Sempre que eu precisei ligar para saber alguma informação, a Assistente Social35... sempre foi bem tranquilo, se ela não estava eu deixava recado e ela retornava, [...] não houve descaso em nenhum momento que a gente precisou conversar. [...] Meu contato é sempre com a Assistente Social. [...] Eu sempre fui muito questionadora, e sempre saí de lá muito satisfeita. [...] o sigilo, a gente pode ter confiança, [...]. Que é segurança, dá uma sensação de acolhida, que é o que tu precisa naquele momento de fragilidade (U1, 2011). A gente é sempre muito bem atendida! [...] O atendimento é muito bom! (U13, 2011). Eu me sinto bem a vontade lá, [...] me senti bem a vontade para falar. [...] A gente se abre, tem confiança [...] para contar as coisas, [...] A gente tem uma confiança, [...] é bom ter uma confiança em alguém. [...] Eu acho que o apoio é isso: é falar e ser escutada! A gente sente uma segurança, que a pessoa está ouvindo a gente e que vai guardar sigilo! (U15, 2012).

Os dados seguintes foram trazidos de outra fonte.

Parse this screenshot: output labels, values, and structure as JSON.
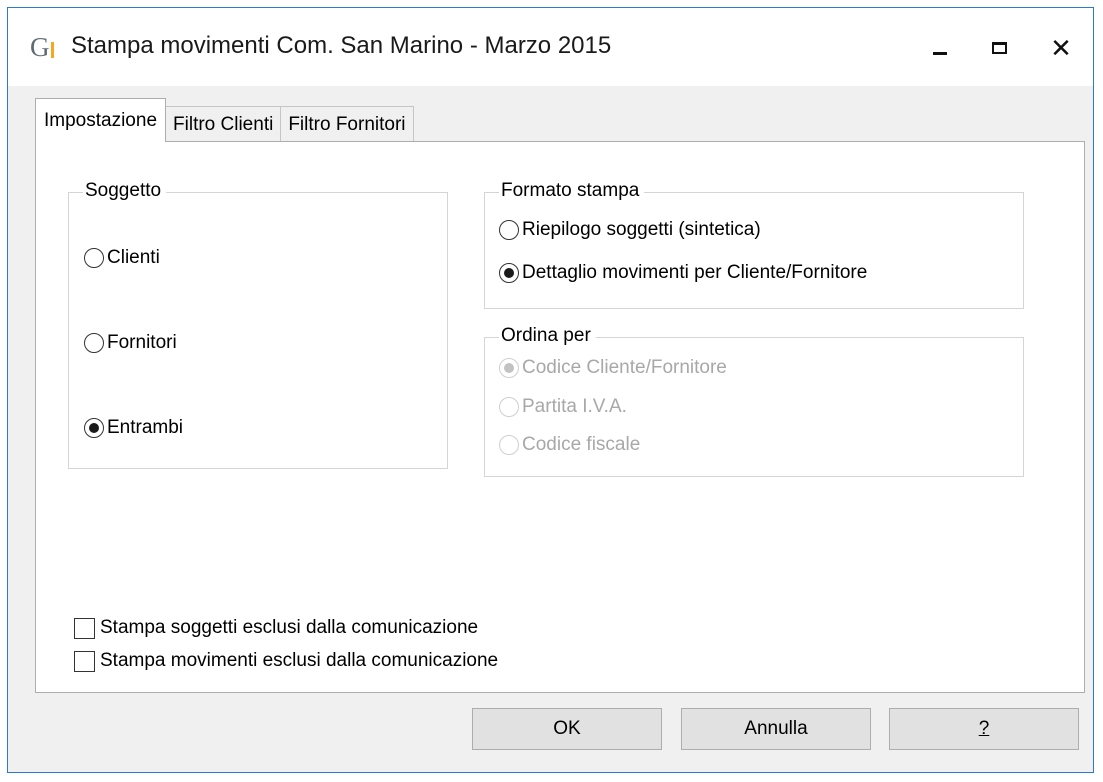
{
  "window": {
    "title": "Stampa movimenti Com. San Marino - Marzo 2015"
  },
  "tabs": [
    {
      "label": "Impostazione",
      "active": true
    },
    {
      "label": "Filtro Clienti",
      "active": false
    },
    {
      "label": "Filtro Fornitori",
      "active": false
    }
  ],
  "soggetto": {
    "title": "Soggetto",
    "options": [
      {
        "label": "Clienti",
        "checked": false
      },
      {
        "label": "Fornitori",
        "checked": false
      },
      {
        "label": "Entrambi",
        "checked": true
      }
    ]
  },
  "formato_stampa": {
    "title": "Formato stampa",
    "options": [
      {
        "label": "Riepilogo soggetti (sintetica)",
        "checked": false
      },
      {
        "label": "Dettaglio movimenti per Cliente/Fornitore",
        "checked": true
      }
    ]
  },
  "ordina_per": {
    "title": "Ordina per",
    "disabled": true,
    "options": [
      {
        "label": "Codice Cliente/Fornitore",
        "checked": true
      },
      {
        "label": "Partita I.V.A.",
        "checked": false
      },
      {
        "label": "Codice fiscale",
        "checked": false
      }
    ]
  },
  "checkboxes": [
    {
      "label": "Stampa soggetti esclusi dalla comunicazione",
      "checked": false
    },
    {
      "label": "Stampa movimenti esclusi dalla comunicazione",
      "checked": false
    }
  ],
  "buttons": {
    "ok": "OK",
    "cancel": "Annulla",
    "help": "?"
  }
}
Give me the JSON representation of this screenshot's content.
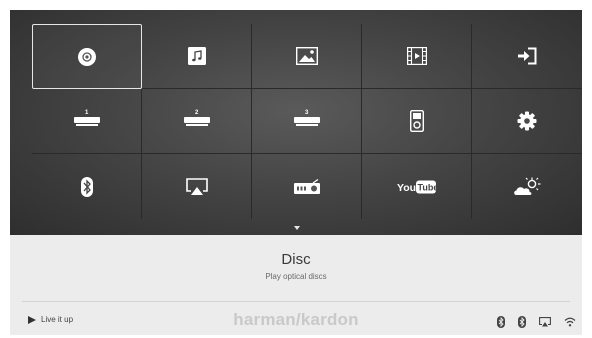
{
  "menu": {
    "items": [
      {
        "name": "Disc",
        "icon": "disc-icon",
        "selected": true
      },
      {
        "name": "Music",
        "icon": "music-icon"
      },
      {
        "name": "Photos",
        "icon": "photo-icon"
      },
      {
        "name": "Video",
        "icon": "film-icon"
      },
      {
        "name": "Input",
        "icon": "input-icon"
      },
      {
        "name": "HDMI 1",
        "icon": "hdmi-icon",
        "label": "1"
      },
      {
        "name": "HDMI 2",
        "icon": "hdmi-icon",
        "label": "2"
      },
      {
        "name": "HDMI 3",
        "icon": "hdmi-icon",
        "label": "3"
      },
      {
        "name": "iPod",
        "icon": "ipod-icon"
      },
      {
        "name": "Settings",
        "icon": "gear-icon"
      },
      {
        "name": "Bluetooth",
        "icon": "bluetooth-icon"
      },
      {
        "name": "AirPlay",
        "icon": "airplay-icon"
      },
      {
        "name": "Radio",
        "icon": "radio-icon"
      },
      {
        "name": "YouTube",
        "icon": "youtube-icon",
        "logo_text_1": "You",
        "logo_text_2": "Tube"
      },
      {
        "name": "Weather",
        "icon": "weather-icon"
      }
    ]
  },
  "info": {
    "title": "Disc",
    "subtitle": "Play optical discs"
  },
  "footer": {
    "tagline": "Live it up",
    "brand": "harman/kardon",
    "status_icons": [
      "bluetooth-icon",
      "bluetooth-icon",
      "airplay-icon",
      "wifi-icon"
    ]
  },
  "colors": {
    "menu_bg": "#454545",
    "info_bg": "#ececec",
    "brand": "#c9c9c9",
    "icon": "#ffffff"
  }
}
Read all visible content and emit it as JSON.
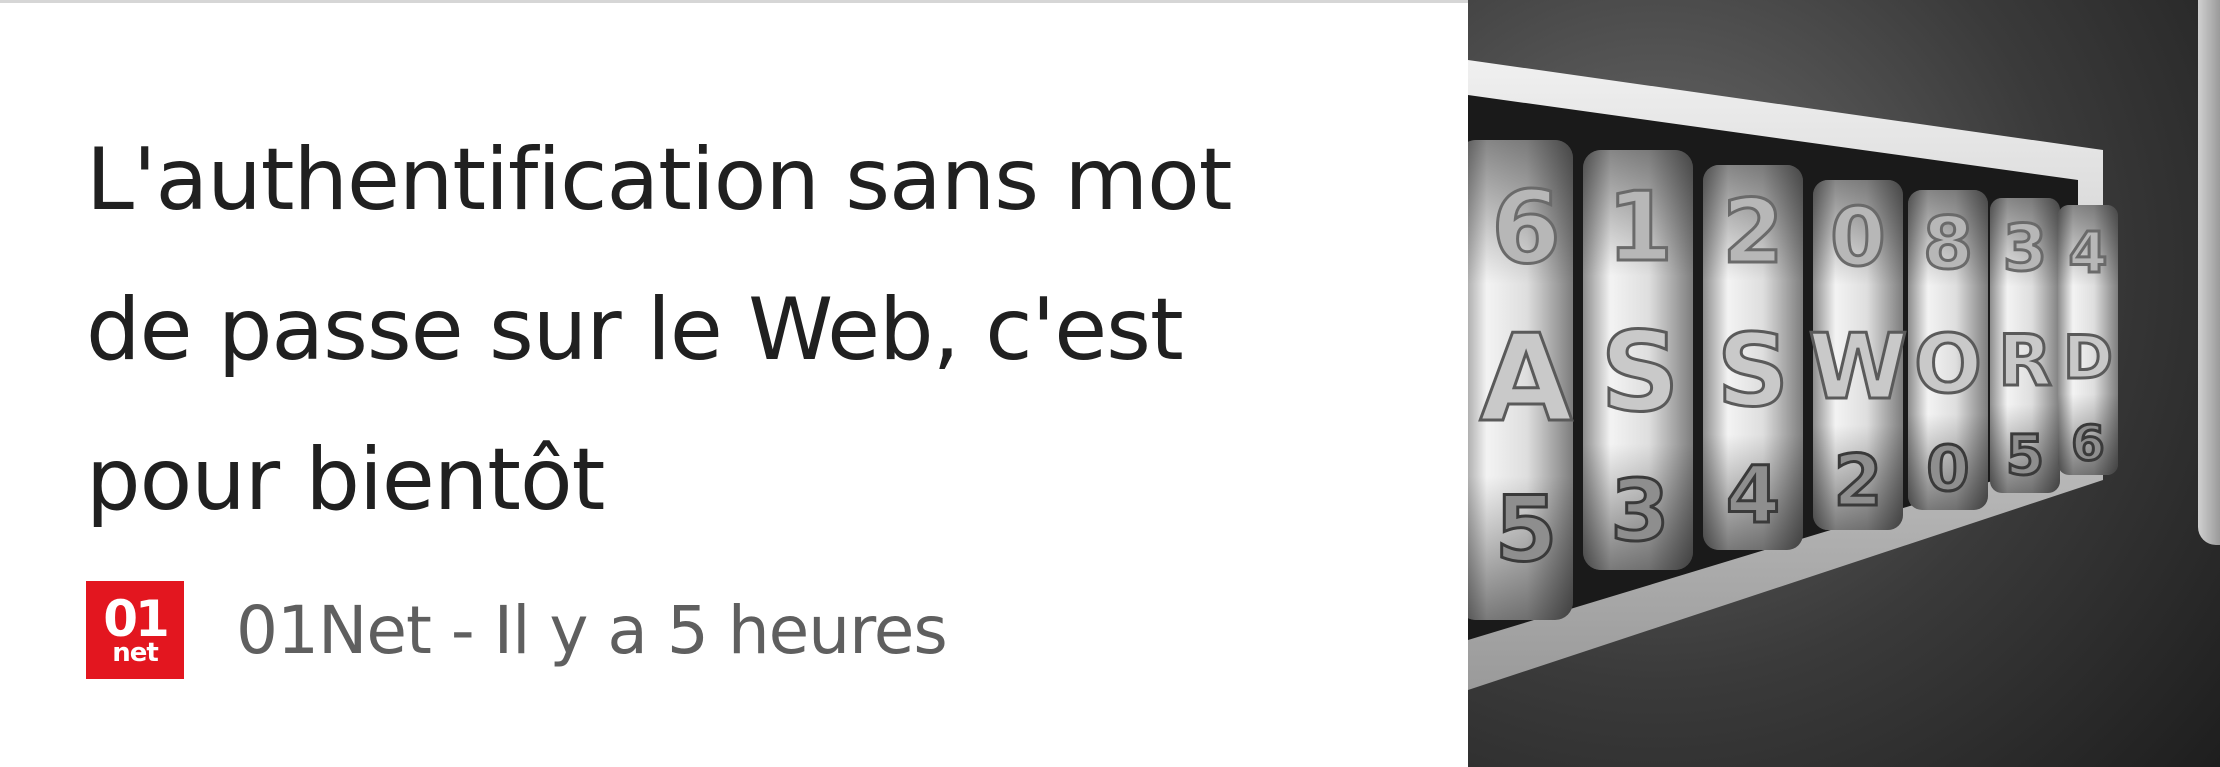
{
  "article": {
    "headline": "L'authentification sans mot de passe sur le Web, c'est pour bientôt",
    "source": {
      "logo_top": "01",
      "logo_bottom": "net",
      "meta": "01Net - Il y a 5 heures"
    }
  },
  "thumbnail": {
    "top_row": [
      "6",
      "1",
      "2",
      "0",
      "8",
      "3",
      "4"
    ],
    "middle_row": [
      "A",
      "S",
      "S",
      "W",
      "O",
      "R",
      "D"
    ],
    "bottom_row": [
      "5",
      "3",
      "4",
      "2",
      "0",
      "5",
      "6"
    ]
  },
  "colors": {
    "source_brand": "#e3161f",
    "headline_text": "#202020",
    "meta_text": "#5f5f5f"
  }
}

Eu acho bom, porque eu quero ser respeitada! [...] Eles [profissionais do CREAS] me visitam, me apoiam! [...] Conversam comigo, perguntam como é que eu estou, perguntam se eu estou sendo judiada, como que eu me sinto! (U16, 2012).

Salienta-se que os serviços prestados pela equipe dos CREAS têm possibilitado a caracterização destes Centros de Referência como um ambiente acolhedor, favorecedor do diálogo e da escuta, já que, como percebido pelas usuárias, o acolhimento também significa o respeito às decisões das usuárias. Importa lembrar que respeitar democraticamente as decisões dos/as usuários/as, mesmo que estas sejam contrárias aos valores e crenças dos/as profissionais,

35 Substituiu-se o nome da profissional citado pela usuária pela informação de sua formação, para fins de desidentificação do sujeito de pesquisa e identificação da categoria que constitui.

constitui um dever do/a assistente social, previsto através de seu Código de Ética, por meio da alínea b do Art. 5º (CONSELHO FEDERAL DE SERVIÇO SOCIAL, 2008).